The following is my notes I made regarding an essay contest funded by the Elie Weisel Foundation–the question was to discuss “ethics” and/or an ethical dilemma you have encountered in your life.

I know this post is long, but this passage is the foundation for the rest of my blog. This is the cornerstone for all my ideas.

Ethical, eh? What is ethical? My immediate reaction was to write about my mental wanderings and all the philosophical quandaries I’ve encountered. But was that really ethics? Or was this just another one of my youthful idealistic ideas? Upon looking it up in the dictionary, it doesn’t really imply that ethics covers the areas of philosophy and theology as much as I thought, and my ideas wouldn’t really work. But, the definition given to me was great yet the definition was made up somewhere along the line. The definition is truly what we think of it. Yet there are no words to express this innate understandings of things.

Ethics is all encompassing. Every choice is an ethical dilemma where you decide yes or no, every day is a choice. And our choices are making the best of it. My most ethical dilllema thus far is the path of the brain or the path of the heart. Both are looking for the same thing: extreme happiness. They take different routes. One is the way the parents desire. This is the route of no return. Once you turn away from the other route you are that person, one forever stuck in the world of not getting it.

The route those people turned away from was the route of youthful ambition, the second possible route. This is the ambition of the all the children of the world. The fire, the insight, the passion, the love. This path takes you to happiness with out material success but through the means of mental pondering and mental understandings.

So far the route of the fun youthful idealism takes me has given me much more happiness. I can see tangible results. However, the dark road beyond it is not clear. It is obviously great to think this when you’re young, but how far do you ride it out? You rarely hear of the pot-smoking hippies who made it to material scueess, they face trouble later in life. Their commitment to their beliefs and ideals is imcomparable.

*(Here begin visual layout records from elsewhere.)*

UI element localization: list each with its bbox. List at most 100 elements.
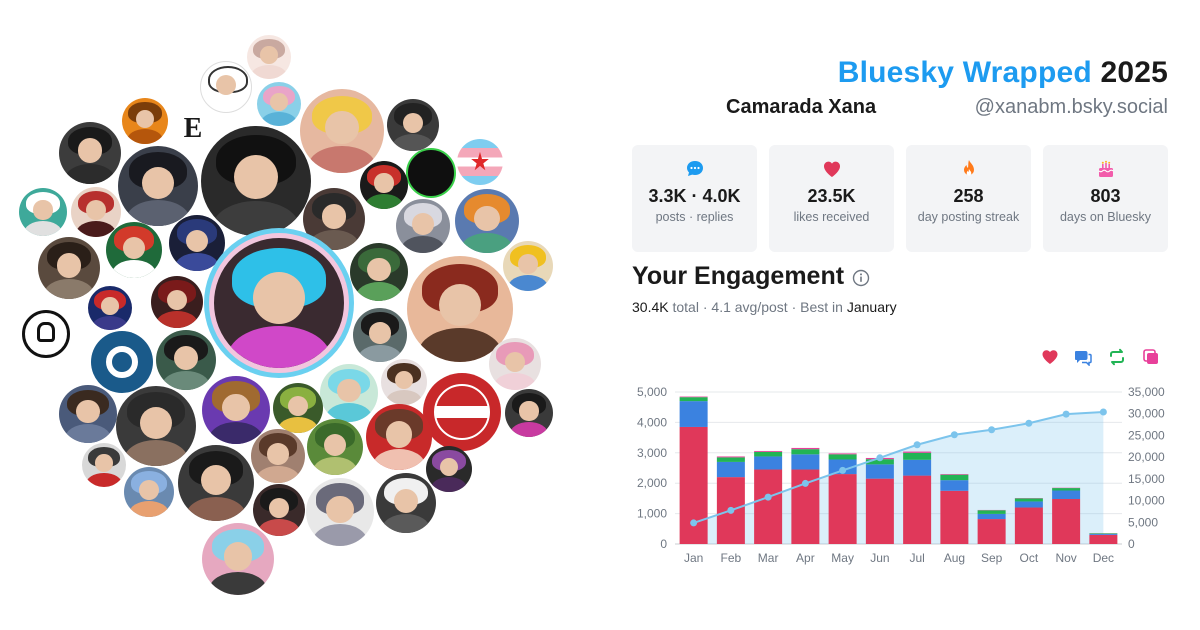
bar-segment[interactable] [716, 456, 745, 458]
bar-segment[interactable] [1089, 534, 1118, 544]
avatar[interactable] [366, 404, 432, 470]
avatar[interactable] [156, 330, 216, 390]
bar-segment[interactable] [679, 401, 708, 427]
avatar[interactable] [306, 478, 374, 546]
bar-segment[interactable] [716, 461, 745, 478]
cumulative-point[interactable] [1062, 410, 1070, 418]
avatar[interactable] [118, 146, 198, 226]
avatar[interactable] [247, 35, 291, 79]
avatar[interactable] [376, 473, 436, 533]
avatar[interactable] [426, 446, 472, 492]
avatar[interactable] [407, 256, 513, 362]
avatar[interactable] [423, 373, 501, 451]
avatar[interactable] [455, 189, 519, 253]
info-icon[interactable] [852, 269, 870, 287]
avatar[interactable] [350, 243, 408, 301]
bar-segment[interactable] [828, 453, 857, 455]
bar-segment[interactable] [1089, 533, 1118, 534]
avatar[interactable] [396, 199, 450, 253]
bar-segment[interactable] [1052, 499, 1081, 544]
bar-segment[interactable] [754, 469, 783, 544]
avatar[interactable] [59, 385, 117, 443]
bar-segment[interactable] [1014, 507, 1043, 544]
avatar[interactable] [202, 523, 274, 595]
bar-segment[interactable] [716, 457, 745, 462]
bar-segment[interactable] [679, 396, 708, 398]
avatar[interactable] [122, 98, 168, 144]
avatar[interactable] [201, 126, 311, 236]
avatar[interactable] [22, 310, 70, 358]
avatar[interactable] [19, 188, 67, 236]
avatar[interactable] [82, 443, 126, 487]
cumulative-point[interactable] [764, 493, 772, 501]
bar-segment[interactable] [679, 426, 708, 544]
avatar[interactable] [59, 122, 121, 184]
bar-segment[interactable] [1014, 498, 1043, 502]
avatar[interactable] [387, 99, 439, 151]
heart-icon[interactable] [1041, 348, 1059, 366]
cumulative-point[interactable] [988, 426, 996, 434]
avatar[interactable] [124, 467, 174, 517]
cumulative-point[interactable] [1025, 419, 1033, 427]
bar-segment[interactable] [679, 397, 708, 402]
bar-segment[interactable] [940, 474, 969, 475]
bar-segment[interactable] [1014, 501, 1043, 508]
bar-segment[interactable] [940, 490, 969, 544]
bar-segment[interactable] [865, 459, 894, 465]
avatar[interactable] [307, 419, 363, 475]
avatar[interactable] [209, 233, 349, 373]
avatar[interactable] [38, 237, 100, 299]
bar-segment[interactable] [903, 452, 932, 460]
cumulative-point[interactable] [727, 506, 735, 514]
avatar[interactable]: E [179, 115, 207, 143]
avatar[interactable] [151, 276, 203, 328]
bar-segment[interactable] [903, 451, 932, 453]
avatar[interactable] [200, 61, 252, 113]
bar-segment[interactable] [828, 454, 857, 460]
cumulative-point[interactable] [913, 441, 921, 449]
avatar[interactable] [169, 215, 225, 271]
avatar[interactable] [489, 338, 541, 390]
cumulative-point[interactable] [690, 519, 698, 527]
bar-segment[interactable] [828, 459, 857, 475]
bar-segment[interactable] [1052, 488, 1081, 491]
bar-segment[interactable] [791, 454, 820, 470]
bar-segment[interactable] [903, 459, 932, 476]
cumulative-point[interactable] [1099, 408, 1107, 416]
avatar[interactable] [300, 89, 384, 173]
bar-segment[interactable] [791, 447, 820, 450]
bar-segment[interactable] [865, 464, 894, 479]
avatar[interactable] [106, 222, 162, 278]
reply-icon[interactable] [1074, 348, 1092, 366]
bar-segment[interactable] [940, 480, 969, 491]
avatar[interactable] [360, 161, 408, 209]
bar-segment[interactable] [977, 513, 1006, 520]
avatar[interactable] [457, 139, 503, 185]
repost-icon[interactable] [1108, 348, 1126, 366]
bar-segment[interactable] [903, 475, 932, 544]
bar-segment[interactable] [865, 478, 894, 544]
avatar[interactable] [353, 308, 407, 362]
cumulative-point[interactable] [801, 479, 809, 487]
bar-segment[interactable] [940, 474, 969, 481]
avatar[interactable] [320, 364, 378, 422]
bar-segment[interactable] [791, 449, 820, 455]
avatar[interactable] [91, 331, 153, 393]
avatar[interactable] [257, 82, 301, 126]
avatar[interactable] [178, 445, 254, 521]
bar-segment[interactable] [977, 510, 1006, 514]
bar-segment[interactable] [1089, 533, 1118, 535]
avatar[interactable] [381, 359, 427, 405]
avatar[interactable] [116, 386, 196, 466]
avatar[interactable] [88, 286, 132, 330]
avatar[interactable] [71, 187, 121, 237]
avatar[interactable] [503, 241, 553, 291]
avatar[interactable] [406, 148, 456, 198]
avatar[interactable] [505, 389, 553, 437]
cumulative-point[interactable] [839, 466, 847, 474]
avatar[interactable] [253, 484, 305, 536]
avatar[interactable] [251, 429, 305, 483]
bar-segment[interactable] [754, 456, 783, 470]
avatar[interactable] [202, 376, 270, 444]
avatar[interactable] [303, 188, 365, 250]
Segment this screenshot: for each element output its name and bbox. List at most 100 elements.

Its incredible, because so many take the easy way out, or more conventional way out of youth in which is to become another member of society fnctionning as one devoid mind would function. Obbviously I am biased in my evaluation of these paths to happiness, but I am living on one route now, and I don’t know if I should transfer. Shall I settle for the good? Or shall I risk it with all to lose and the most to gain?

Its an ethical dilemma in my mind because those two paths represent two ideological things, and in a way it takes my moral judgment, my moral faith, and trust in the welfare of the world in order to take this offer. The road is unknown ahaead. It could turn out great or it could turn out worse. But the great would be beyond the life of the good who settled. But to win, you gotta play. To get to that point you have to let go a little bit and jut fly, and just go with it!I saw it, I just saw it, but it vanished once again.

Live the life of an inspiritaional artsy intellecuel, and struggle, or take the path of least resistance and do the norm and follow the norm for a food, but not great life.

Ethics, which I am choosing to define as the set of behaviors you exhibit which are representative and resultant of our most sacred values one has. So, yes, it boils down then to the simple fact of what do I value most. Do I value the free spiritness and vast expanses of knowledge more than I value my the secured generic life like the majority of the population?

It seems clear to me, I want to live the carefree great life everyday, but I recognize my perceptions are heavily influenced by my present experience of youthfulness. There is more out there, and I may be choosing the wrong path. Maybe the people who take the intellectual path are those that really lose in the long run. This is all a gamble. But I don’t want to make it a gamble, for I make these decisions, and I will do what my heart desires, I will follow my values.

Here lies the problem, which of my values has priorities?
My solution to this conundrum was to follow the middle path–to try to incorporate both realms of life into my everyday life. But I don’t see anyone else being as balanced as I. Is no one else trying to balance it all like I am? Am I the only one who has attempted this route of existence? Am I making a mistake, this is probably not a good idea. As it goes now, I am either the first to figure this world out, or I am the last one who hasn’t given it up. But going with the middle still creates problems. Problems of committemnt struck me. I couldn’t commit to one side, to one style of clothes to one group of friends, it was always multiple and diverse and I got a little taste of everything.

Society wants us to choose one way or another. Perhaps my ethical stance is that neither one is perfect, and perfection comes in the form of balancing it all. Youthful idealism and conventional ideologies seem to be opposing ways of life, and a huge ethical dilemma has been to decide between the two. However, there is no dilemma if both are incorporated into my life.